Diplomatie russe en Afrique et en Asie – Point de situation au 13/10/23

Le 07 octobre, alors que le Hamas lançait une nouvelle attaque sur Israël, Sergueï Lavrov s’entretenait par téléphone avec Sameh Choukri, Ministre des Affaires étrangères égyptien. Les deux ministres ont échangé sur l’évolution du conflit israélo-palestinien, appelant ensemble à un arrêt des hostilités.
De plus, le surlendemain, Ahmed Aboul Gheit, secrétaire de la Ligue des Etats arabes, s’est rendu à Moscou afin de discuter des tensions montantes au Moyen-Orient et en Afrique. A l’issue de cette rencontre, les diplomates ont publié un communiqué de presse exigeant un cessez-le-feu au Soudan et en Israël, tout en appelant la communauté internationale à soutenir les processus de reconstruction étatique en Syrie et en Libye.
Le 12 octobre, une délégation russe a participé à une rencontre des Etats-membres de la CEI, à Bichkek. Selon le Ministère des Affaires étrangères russe, les diplomates ont approuvé la création d’une Organisation Internationale du Langage Russe, qui devrait viser à promouvoir le russe à l’échelle mondiale ; Moscou exercera la présidence de la Communauté en 2024. Toutefois, l’absence de l’Arménie, encore en froid avec la Russie, fut remarquée.
Le média pro-Occidental Radio Free Europe a rapporté qu’en parallèle de cette rencontre, Vladimir Poutine a rendu visite au gouvernement kirghiz. Des questions de coopération économique, scientifique mais aussi militaire ont été abordées ; la création d’un programme de défense aérienne commun entre Bichkek et le Kremlin est ainsi en bonne voie. En revanche, la coopération économique est un point qui inquiète les analystes occidentaux : la Russie est soupçonnée de vouloir utiliser le Kirghizistan comme d’un moyen de contourner les sanctions imposées à son égard, bien que Bichkek s’en défende.

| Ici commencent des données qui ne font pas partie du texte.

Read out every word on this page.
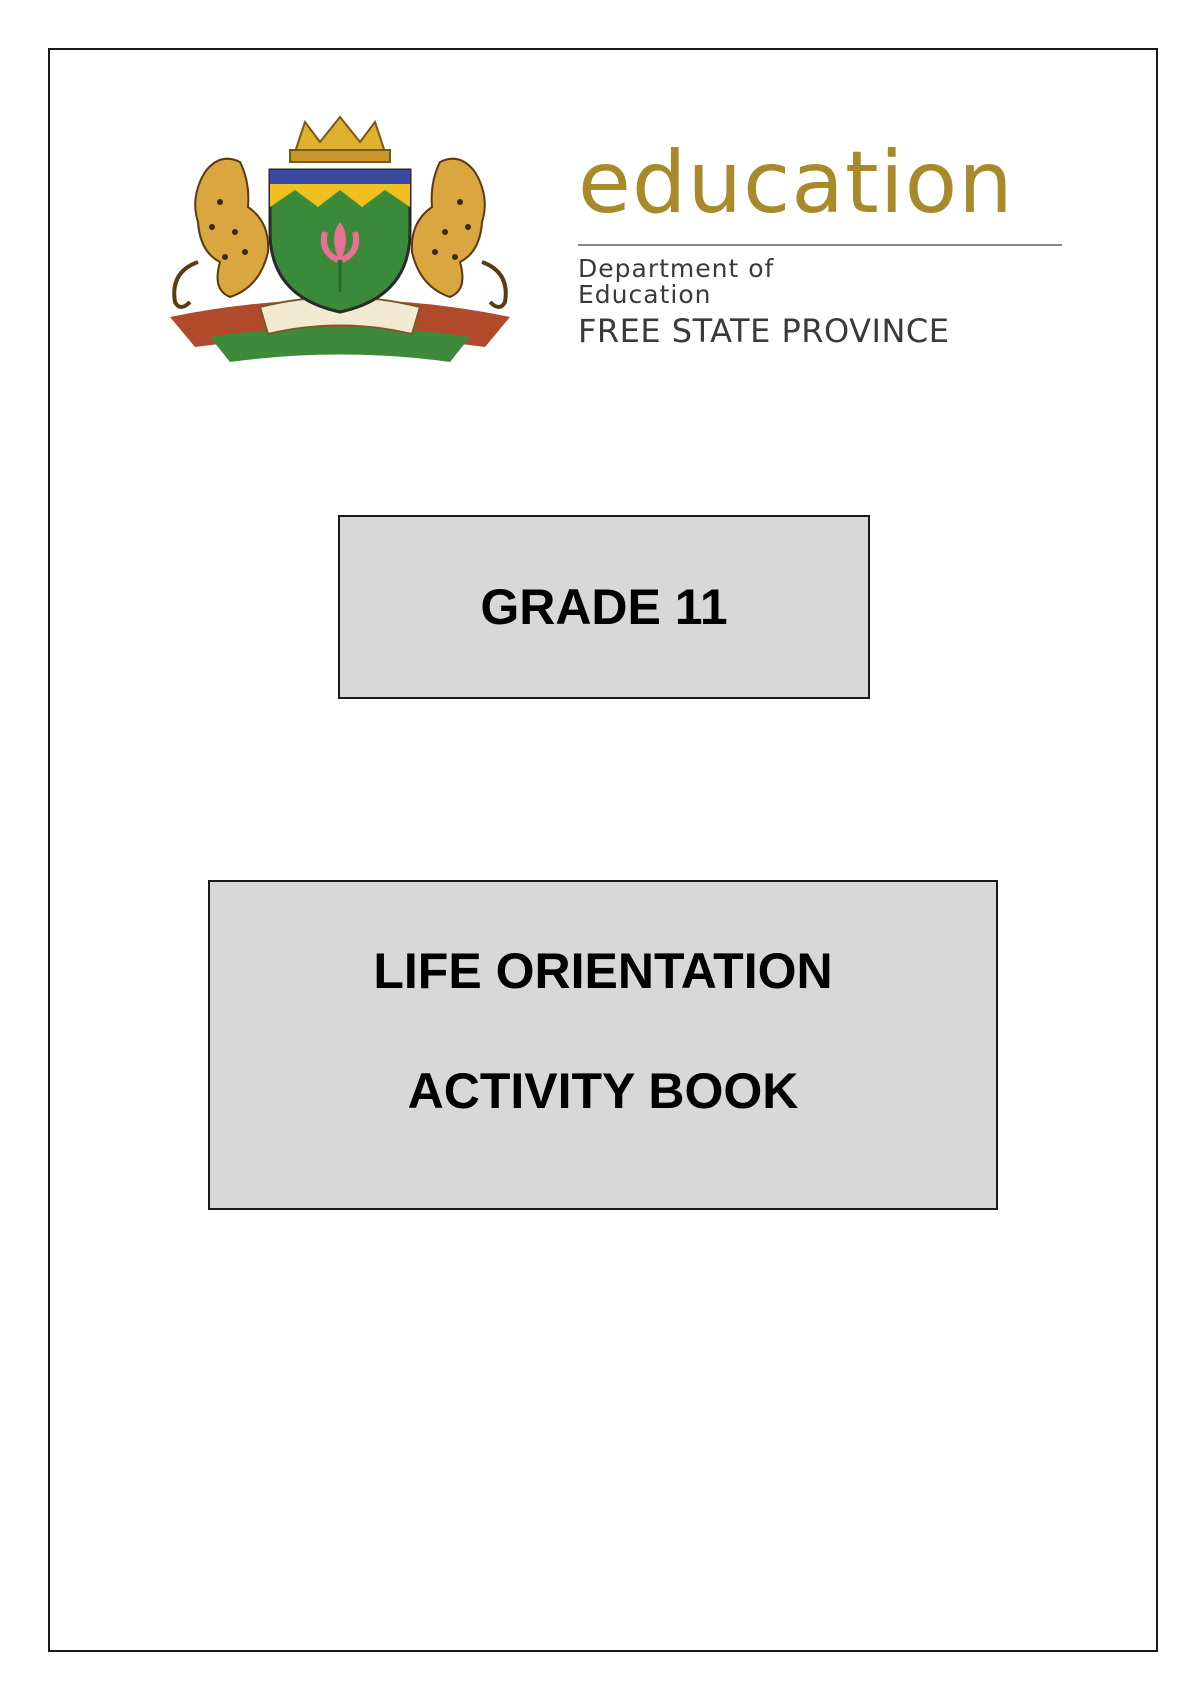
education

Department of

Education

FREE STATE PROVINCE

GRADE 11
LIFE ORIENTATION
ACTIVITY BOOK
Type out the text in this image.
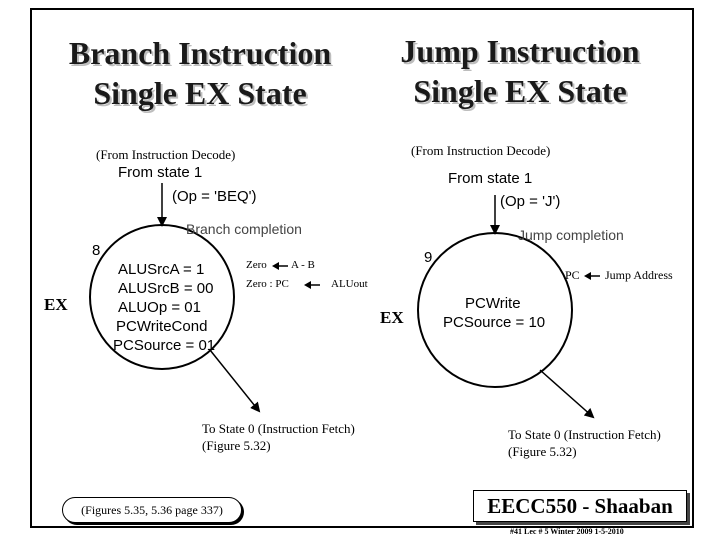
Branch Instruction
Single EX State
Jump Instruction
Single EX State
(From Instruction Decode)
From state 1
(Op = 'BEQ')
Branch completion
8
ALUSrcA = 1
ALUSrcB = 00
ALUOp = 01
PCWriteCond
PCSource = 01
Zero A - B
Zero : PC	ALUout
To State 0 (Instruction Fetch)
(Figure 5.32)
(From Instruction Decode)
From state 1
(Op = 'J')
Jump completion
9
PCWrite
PCSource = 10
PC Jump Address
To State 0 (Instruction Fetch)
(Figure 5.32)
EX
EX
(Figures 5.35, 5.36 page 337)	EECC550 - Shaaban
#41 Lec # 5 Winter 2009 1-5-2010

Enfin, tout au long de la semaine, Sergueï Lavrov s’est entretenu avec ses homologues iranien, omanais et irakien, toujours sur la question palestinienne, qui reste la principale priorité du Kremlin à l’heure actuelle. L’agence Associated Press mettait en exergue la position difficile de la Russie dans le conflit ; en effet, cette dernière entretient des liens cordiaux avec Tel Aviv, mais cherche à approfondir ses alliances avec les voisins d’Israël, dont la Palestine. La Russie essaie donc d’adopter une posture modérée en condamnant les exactions commises par les deux parties, tout en se présentant comme un potentiel médiateur des hostilités, afin d’accroître son prestige international.

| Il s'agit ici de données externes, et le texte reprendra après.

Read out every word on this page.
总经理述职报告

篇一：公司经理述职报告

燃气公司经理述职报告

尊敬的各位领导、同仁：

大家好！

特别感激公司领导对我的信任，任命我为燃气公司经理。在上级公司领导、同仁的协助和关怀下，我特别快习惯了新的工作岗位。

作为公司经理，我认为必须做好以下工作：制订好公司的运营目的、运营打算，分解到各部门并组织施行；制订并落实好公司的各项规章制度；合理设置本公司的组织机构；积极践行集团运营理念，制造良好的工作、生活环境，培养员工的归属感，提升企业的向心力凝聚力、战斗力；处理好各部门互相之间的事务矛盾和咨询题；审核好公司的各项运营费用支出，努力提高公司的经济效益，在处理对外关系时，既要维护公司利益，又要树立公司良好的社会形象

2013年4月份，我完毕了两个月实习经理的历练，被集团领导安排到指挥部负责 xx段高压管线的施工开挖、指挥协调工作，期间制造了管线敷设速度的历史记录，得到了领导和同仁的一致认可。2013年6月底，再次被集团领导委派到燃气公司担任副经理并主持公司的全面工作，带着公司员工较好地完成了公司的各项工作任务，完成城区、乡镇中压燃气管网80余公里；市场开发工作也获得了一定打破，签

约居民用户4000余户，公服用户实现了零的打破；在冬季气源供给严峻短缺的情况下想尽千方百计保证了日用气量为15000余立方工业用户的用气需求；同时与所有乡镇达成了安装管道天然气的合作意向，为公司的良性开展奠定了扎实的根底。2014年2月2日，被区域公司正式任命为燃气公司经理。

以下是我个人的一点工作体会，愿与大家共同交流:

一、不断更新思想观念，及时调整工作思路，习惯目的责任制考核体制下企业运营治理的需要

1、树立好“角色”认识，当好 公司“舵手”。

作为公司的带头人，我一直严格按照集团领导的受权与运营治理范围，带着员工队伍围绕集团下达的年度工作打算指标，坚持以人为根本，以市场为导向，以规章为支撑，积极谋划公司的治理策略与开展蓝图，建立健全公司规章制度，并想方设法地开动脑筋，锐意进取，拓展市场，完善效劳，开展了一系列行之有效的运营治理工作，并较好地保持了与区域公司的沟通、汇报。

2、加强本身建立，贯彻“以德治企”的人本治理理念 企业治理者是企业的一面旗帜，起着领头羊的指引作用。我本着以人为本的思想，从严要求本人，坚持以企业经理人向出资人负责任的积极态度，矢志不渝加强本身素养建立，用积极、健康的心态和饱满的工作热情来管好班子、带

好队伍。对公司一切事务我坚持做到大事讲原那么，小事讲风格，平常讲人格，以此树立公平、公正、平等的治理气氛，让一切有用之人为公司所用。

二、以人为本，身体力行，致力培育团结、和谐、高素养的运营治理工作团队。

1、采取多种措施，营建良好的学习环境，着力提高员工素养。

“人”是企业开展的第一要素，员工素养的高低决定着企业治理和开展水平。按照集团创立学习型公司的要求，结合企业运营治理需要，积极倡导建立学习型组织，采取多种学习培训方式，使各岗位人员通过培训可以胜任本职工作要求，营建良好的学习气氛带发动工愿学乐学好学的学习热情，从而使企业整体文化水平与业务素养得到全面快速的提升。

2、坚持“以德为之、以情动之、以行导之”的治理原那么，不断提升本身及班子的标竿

Néanmoins, cette position pourrait être complexe à conserver sur le long terme. Le 12 octobre, des missiles israéliens ont frappé les pistes de l’aéroport de Damas et d’Alep. La Russie a vivement condamné une telle attaque, et a averti Israël, dans un communiqué de presse, que ce genre d’actions pourrait entraîner une rapide escalade des tensions dans la région. En raison des hostilités vivaces entre la Syrie, grande alliée de Moscou, et Tel Aviv, la Russie traite avec une extrême prudence la situation actuelle au Proche-Orient.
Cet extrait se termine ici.